Disaster Recovery Scenarios
If the IL1 datacenter has an outage or failure, Exchange will not be affected. All databases will be mounted in the primary datacenter, UC1. Exchange will also prevent databases from being mounted in IL1 when the datacenter returns, due to quorum majority (UC1 MBX server + NY1 FSW are 2 votes; IL1 MBX server is 1 vote). Client Access will not be affected as it was pointed at UC1 and not IL1.
If the UC1 datacenter has an outage or failure, Exchange will automatically fail over databases to IL1 (speed determined by the settings on MountDialOverride). Client Access will also failover to IL1 once the specified time period for ping or SSL tests has been reached, and your external DNS provider fails over DNS records to the IL1 public IP’s.
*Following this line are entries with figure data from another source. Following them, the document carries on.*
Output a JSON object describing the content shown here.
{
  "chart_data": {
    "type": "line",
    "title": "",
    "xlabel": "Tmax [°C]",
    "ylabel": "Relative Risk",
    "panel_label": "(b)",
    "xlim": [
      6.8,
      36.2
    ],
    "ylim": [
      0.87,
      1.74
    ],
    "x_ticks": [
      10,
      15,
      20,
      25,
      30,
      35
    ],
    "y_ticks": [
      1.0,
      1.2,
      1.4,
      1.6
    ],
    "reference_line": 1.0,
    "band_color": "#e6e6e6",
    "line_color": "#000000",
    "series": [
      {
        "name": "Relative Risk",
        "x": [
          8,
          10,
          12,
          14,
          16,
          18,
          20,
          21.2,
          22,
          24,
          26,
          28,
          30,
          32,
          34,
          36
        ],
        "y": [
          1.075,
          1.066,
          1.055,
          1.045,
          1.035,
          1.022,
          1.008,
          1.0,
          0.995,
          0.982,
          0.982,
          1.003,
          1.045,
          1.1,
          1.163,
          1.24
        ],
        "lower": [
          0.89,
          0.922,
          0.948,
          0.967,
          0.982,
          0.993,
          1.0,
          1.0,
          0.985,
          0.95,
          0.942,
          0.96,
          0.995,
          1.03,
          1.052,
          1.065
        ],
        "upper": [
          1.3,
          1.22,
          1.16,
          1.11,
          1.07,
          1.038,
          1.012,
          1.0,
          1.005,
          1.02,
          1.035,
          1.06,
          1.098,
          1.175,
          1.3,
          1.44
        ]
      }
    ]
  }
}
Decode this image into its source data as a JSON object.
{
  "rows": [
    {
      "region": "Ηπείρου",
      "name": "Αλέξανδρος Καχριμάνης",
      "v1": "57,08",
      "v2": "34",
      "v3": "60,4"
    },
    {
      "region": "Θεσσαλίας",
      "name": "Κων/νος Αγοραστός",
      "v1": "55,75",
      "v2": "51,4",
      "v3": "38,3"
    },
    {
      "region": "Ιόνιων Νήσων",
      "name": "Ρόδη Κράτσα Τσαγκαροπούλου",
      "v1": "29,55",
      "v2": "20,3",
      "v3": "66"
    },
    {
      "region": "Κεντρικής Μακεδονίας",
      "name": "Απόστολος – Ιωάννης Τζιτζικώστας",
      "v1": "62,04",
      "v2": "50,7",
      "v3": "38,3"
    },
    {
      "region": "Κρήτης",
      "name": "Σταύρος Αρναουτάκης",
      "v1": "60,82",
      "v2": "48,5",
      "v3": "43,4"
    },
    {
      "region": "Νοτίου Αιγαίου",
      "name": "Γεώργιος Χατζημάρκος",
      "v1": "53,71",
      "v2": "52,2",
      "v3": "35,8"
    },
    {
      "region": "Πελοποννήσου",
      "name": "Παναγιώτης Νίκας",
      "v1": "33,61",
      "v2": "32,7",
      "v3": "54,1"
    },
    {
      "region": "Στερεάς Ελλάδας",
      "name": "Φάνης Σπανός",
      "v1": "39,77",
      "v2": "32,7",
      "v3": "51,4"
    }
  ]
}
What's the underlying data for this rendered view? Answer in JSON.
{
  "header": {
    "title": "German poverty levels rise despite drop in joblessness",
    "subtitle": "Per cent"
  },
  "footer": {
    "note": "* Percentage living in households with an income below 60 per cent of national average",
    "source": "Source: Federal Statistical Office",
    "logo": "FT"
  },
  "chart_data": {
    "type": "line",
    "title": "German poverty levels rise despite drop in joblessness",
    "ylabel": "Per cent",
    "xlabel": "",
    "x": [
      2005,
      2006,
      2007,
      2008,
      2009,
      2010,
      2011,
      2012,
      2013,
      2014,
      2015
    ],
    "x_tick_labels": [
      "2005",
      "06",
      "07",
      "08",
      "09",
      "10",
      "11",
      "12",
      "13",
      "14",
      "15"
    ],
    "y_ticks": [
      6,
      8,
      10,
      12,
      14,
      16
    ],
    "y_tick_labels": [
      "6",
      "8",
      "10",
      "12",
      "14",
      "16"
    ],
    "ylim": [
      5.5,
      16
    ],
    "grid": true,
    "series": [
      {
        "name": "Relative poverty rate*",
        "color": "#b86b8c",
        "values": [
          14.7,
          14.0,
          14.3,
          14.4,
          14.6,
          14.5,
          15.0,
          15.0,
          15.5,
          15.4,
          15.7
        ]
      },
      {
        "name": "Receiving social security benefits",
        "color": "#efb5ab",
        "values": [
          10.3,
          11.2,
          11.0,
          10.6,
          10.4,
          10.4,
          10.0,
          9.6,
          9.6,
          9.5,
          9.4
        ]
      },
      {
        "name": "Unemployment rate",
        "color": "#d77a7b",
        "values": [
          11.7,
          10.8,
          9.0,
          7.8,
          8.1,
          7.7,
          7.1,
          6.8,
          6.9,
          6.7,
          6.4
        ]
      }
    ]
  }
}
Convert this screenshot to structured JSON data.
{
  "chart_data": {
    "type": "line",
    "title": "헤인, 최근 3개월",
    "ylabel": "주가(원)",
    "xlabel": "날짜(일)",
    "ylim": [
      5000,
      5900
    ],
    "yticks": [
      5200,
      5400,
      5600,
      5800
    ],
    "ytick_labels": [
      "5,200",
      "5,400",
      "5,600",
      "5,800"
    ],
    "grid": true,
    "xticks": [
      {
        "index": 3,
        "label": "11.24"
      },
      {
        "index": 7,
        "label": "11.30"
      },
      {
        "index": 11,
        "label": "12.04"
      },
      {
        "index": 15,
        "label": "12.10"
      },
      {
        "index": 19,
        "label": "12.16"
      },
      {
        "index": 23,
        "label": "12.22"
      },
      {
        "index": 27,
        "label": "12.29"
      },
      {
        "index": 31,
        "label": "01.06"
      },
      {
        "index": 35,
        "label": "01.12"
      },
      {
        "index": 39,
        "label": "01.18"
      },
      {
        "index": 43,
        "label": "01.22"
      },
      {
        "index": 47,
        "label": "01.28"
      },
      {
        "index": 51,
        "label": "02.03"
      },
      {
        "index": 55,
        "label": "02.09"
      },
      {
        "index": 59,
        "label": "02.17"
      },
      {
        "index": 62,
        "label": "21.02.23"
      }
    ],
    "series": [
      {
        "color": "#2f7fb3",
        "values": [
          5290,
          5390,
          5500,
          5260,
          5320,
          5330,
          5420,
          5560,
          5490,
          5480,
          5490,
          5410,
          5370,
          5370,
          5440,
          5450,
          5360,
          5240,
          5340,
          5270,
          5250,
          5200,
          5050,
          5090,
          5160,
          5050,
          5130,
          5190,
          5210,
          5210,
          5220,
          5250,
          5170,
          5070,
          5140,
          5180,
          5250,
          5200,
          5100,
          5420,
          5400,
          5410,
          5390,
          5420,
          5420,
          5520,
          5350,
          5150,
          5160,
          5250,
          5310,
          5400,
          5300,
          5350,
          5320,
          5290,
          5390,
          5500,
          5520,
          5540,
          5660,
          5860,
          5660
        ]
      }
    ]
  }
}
Exchange will also prevent databases from being mounted in UC1 when the datacenter returns, due to quorum majority (IL1 MBX server + NY1 FSW are 2 votes; UC1 MBX server is 1 vote).
If the NY1 datacenter has an outage or failure, Exchange will run normally. All that would be needed in this scenario would be to manually activate the alternate FSW using the Set-DatabaseAvailabilityGroup cmdlet in Exchange Management Shell.
Placing the File Share Witness in a 3rd Datacenter is the Key
Using a 3rd datacenter for the FSW is the reason we are able to design an Exchange architecture with automatic failover. Here’s a quote from Ross Smith IV, Principal Program Manager for Exchange, on the Exchange Team Blog:
“Ultimately, the placement of the witness server determines whether the architecture can provide automatic datacenter failover capabilities or whether it will require a manual activation to enable service in the event of a site failure.
If your organization has a third location with a network infrastructure that is isolated from network failures that affect the site resilient datacenter pair in which the DAG is deployed, then the recommendation is to deploy the DAG’s witness server in that third location. This configuration gives the DAG the ability to automatically failover databases to the other datacenter in response to a datacenter-level failure event, regardless of which datacenter has the outage.”